Personalised care, even in an emergency

Nearly half of all deaths in the UK occur in hospitals. Despite such a large proportion of people dying there, only a tiny fraction actually want to. Discussing death in a hospital can be incredibly difficult, especially following an emergency admission. Patients and families expect to get better and doctors can find it hard not to try everything to save them.

We saw an opportunity to use human-centred design to tackle challenges in emergency care planning, which we believed could lead to wider discussions around end-of-life care treatments. We spent time with clinicians and staff in all areas of hospital care, from the emergency department to the oncology ward. We also followed the paper trail from admission through to discharge, and recognised that one process in particular, the Do Not Attempt Cardiopulmonary Resuscitation (DNACPR) form, was particularly fraught with problems. Clinicians, patients and families all told us that the use of a DNACPR form often led to confusion and distress around what treatments were going to be used in an emergency.
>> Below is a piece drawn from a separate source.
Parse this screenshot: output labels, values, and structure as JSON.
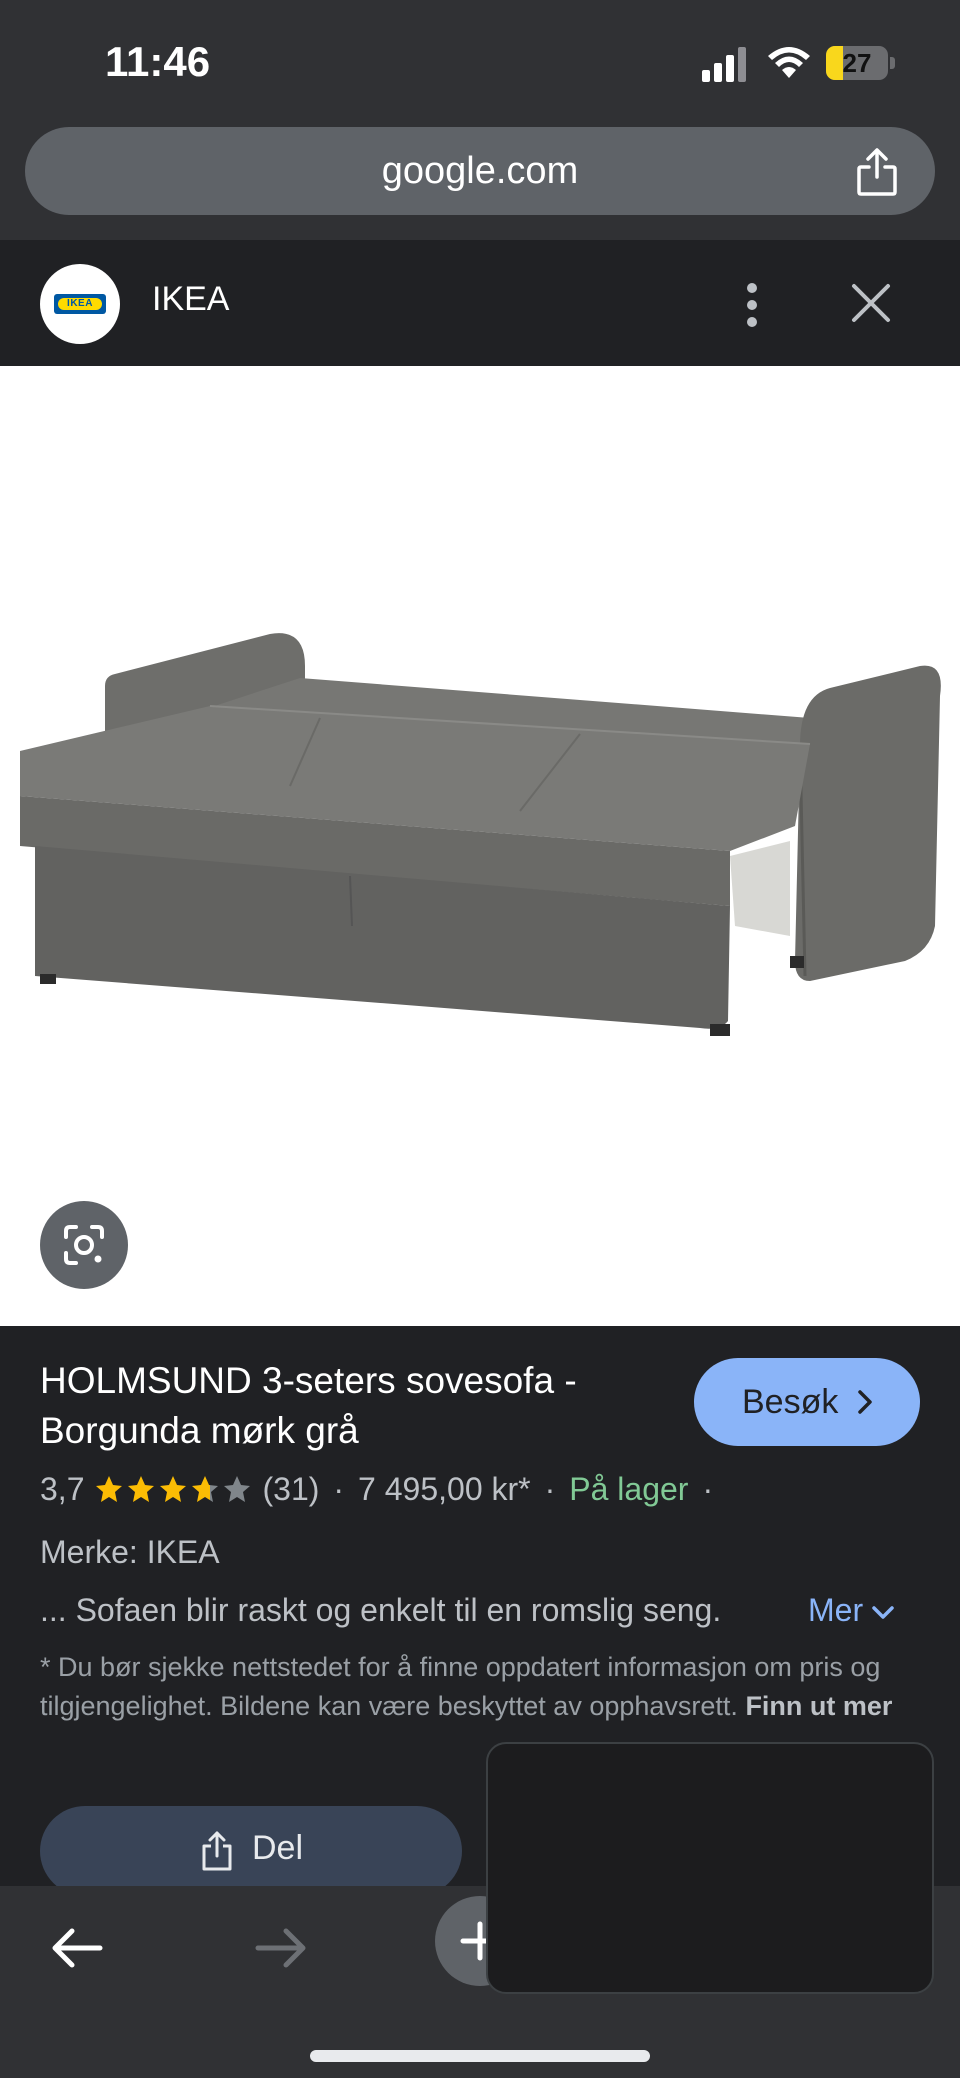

DNACPR forms are used to make specific clinical decisions for a patient if their heart or lungs stop working, but they’ve been linked to many problems. The forms vary between NHS Trusts and community settings. Even more tragically, there are well-documented stories of DNACPR forms having been created without the knowledge of the person or their loved ones. We knew that to make an impact in this area, we would need to be part of a group working across organisations, bringing together specific expertise.

The ReSPECT form

We are proud to have collaborated with the Resuscitation Council and a working group of over 30 national organisations - including the Royal College of Physicians, Royal College of Nursing, The National Council for Palliative Care, Care Quality Commission and others - to redesign the way in which difficult conversations about life-sustaining treatments are conducted and recorded, with a new form and process called the Recommended Summary Plan for Emergency Care and Treatment (also known as ReSPECT). We combined our design research insights, along with our information design expertise, to co-design a new plan and process that brings the patient to the centre of emergency care decisions.

Our goal was to improve the conversations between healthcare professionals, the patient and their loved ones, and create a comprehensive document that could capture healthcare decisions.

We believed that, with the right approach, we could design more than just a form, we could redesign the relationship around it.

ReSPECT features a visual device used to demonstrate that there is often a compromise between sustaining life and providing comfort and dignity. We helped to clarify this process for patients, to make it accessible and easy to understand.

One of the challenges in this area - especially around end-of-life - is that clinicians receive very little training in holding ‘difficult conversations’. As we spoke with healthcare professionals, a consensus emerged about the type of training they really needed. As one consultant remarked, “Give me something on my phone, something in my pocket, something easy.” We developed a prototype web application to provide accessible training and support to clinicians using the ReSPECT process. This prototype was then developed further, and delivered to professional audiences in a collaboration between our Clinical Research Fellow Dr. Gehan Soosaipillai, UCLPartners and Tom Stables Associates. This new digital tool enables healthcare professionals to learn about the new process with interactive training scenarios and discussion tips.

Since launching in February 2017, ReSPECT has been implemented in eight NHS Trusts, with over 140 organisations expressing interest across the UK and Ireland. We continue to collaborate with the Resuscitation Council on the roll out of the ReSPECT process, while Warwick University conducts a three-year evaluation. We’re excited to see how the ReSPECT process develops iteratively over time as it spreads across the NHS. We know that discussions and planning for the end of life are profoundly difficult, which is why we continue to develop other digital tools to support care planning that go beyond emergency settings.